Fiestas

Mucho cuidado con comer carne procesada. Ni se le ocurra fumar ni oler el tabaco. Ojo con la comida basura. Modere el consumo de la bollería fina... Las autoridades sanitarias advierten cada dos por tres de esto o de lo otro, y pobre del que incumpla: palo y tentetieso en forma de sanción o penas severas.

Todo esto está muy bien, pero no comprendo demasiado porqué toda esta estrategia no se extiende también a otras conductas nocivas, que sorprendentemente se potencian por las propias Administraciones. Pienso, por ejemplo, en los festejos populares.

Los brutales decibelios de las orquestas y atracciones en el centro de las localidades, desafiando tímpanos y cristales a todo vatio hasta bien entrada la madrugada, no importan. Tampoco, los ancianos, enfermos o niños que precisan de esas noches para descansar. Que son cuatro días, rebaten quienes defienden este modelo tradicional de festejos, imponiendo a los aguafiestas que opinan diferente su dictadura del ruido y el insomnio, forzándoles al éxodo a otros lugares en los que se pueda dormir.

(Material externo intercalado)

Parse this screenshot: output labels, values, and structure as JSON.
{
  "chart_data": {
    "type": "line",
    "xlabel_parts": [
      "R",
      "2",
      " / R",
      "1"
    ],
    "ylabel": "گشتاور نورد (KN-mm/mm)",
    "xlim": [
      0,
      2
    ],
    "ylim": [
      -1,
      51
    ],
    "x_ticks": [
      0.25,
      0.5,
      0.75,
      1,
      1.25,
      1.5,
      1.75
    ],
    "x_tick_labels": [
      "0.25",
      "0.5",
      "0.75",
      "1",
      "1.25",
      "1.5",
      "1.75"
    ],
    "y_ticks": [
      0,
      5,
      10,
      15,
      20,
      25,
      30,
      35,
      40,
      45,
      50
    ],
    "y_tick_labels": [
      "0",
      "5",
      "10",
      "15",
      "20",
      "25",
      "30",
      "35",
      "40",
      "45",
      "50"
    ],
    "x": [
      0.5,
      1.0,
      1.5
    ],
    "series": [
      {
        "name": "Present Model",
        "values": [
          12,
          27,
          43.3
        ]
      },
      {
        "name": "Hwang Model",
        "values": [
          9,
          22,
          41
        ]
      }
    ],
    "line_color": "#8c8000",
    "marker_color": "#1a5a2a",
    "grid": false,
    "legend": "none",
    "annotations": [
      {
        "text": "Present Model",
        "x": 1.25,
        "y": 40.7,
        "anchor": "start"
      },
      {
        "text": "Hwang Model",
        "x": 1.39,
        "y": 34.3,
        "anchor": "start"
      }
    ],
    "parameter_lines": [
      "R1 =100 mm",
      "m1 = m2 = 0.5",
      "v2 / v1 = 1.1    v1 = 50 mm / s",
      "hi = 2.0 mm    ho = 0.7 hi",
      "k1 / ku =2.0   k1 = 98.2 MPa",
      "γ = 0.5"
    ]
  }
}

De esto, nada hablan los mandamases de la salud. Su silencio cómplice alcanza también al abuso del calimocho entre adolescentes en las inmediaciones de los recintos festivos, junto a otras sustancias perseguidas por la justicia. Las plazas de España se convierten en agosto en mingitorio y vomitorio auspiciado precisamente por quienes debieran, como en Roma, cumplir con la máxima de salus populi suprema lex esto.  

Todos los pueblos tienen afueras, zonas sin población donde poder ubicar este tormento anual (playas, áreas industriales, descampados...). Lo que no tiene un pase es que se insista en someter cada verano a miles de personas de toda condición a la condena de sufrir música ensordecedora y tener que sortear además aguas fecales para llegar a sus propias casas. Dudo que cosas así sucedan en los países más subdesarrollados del planeta.

Aunque, más que trasladar la feria de sitio, procede sin duda abrir un sereno debate sobre este lamentable e insano modelo de festejos que seguimos padeciendo, por más que sirva para incrementar el gran negocio de las multinacionales del alcohol o para alimentar el vano orgullo de los atorrantes de turno que creen que seguir así es lo mejor de lo mejor. Seguro que no dirían lo mismo si ellos tuvieran ese infierno delante de sus narices.

Por descontado que son posibles unas fiestas patronales que agraden a todos. Pero ello pasa porque se logre dar con el término medio en el que nadie se sienta perjudicado, con generosidad y sentido común.

Lo contrario, además de insalubre, es injusto.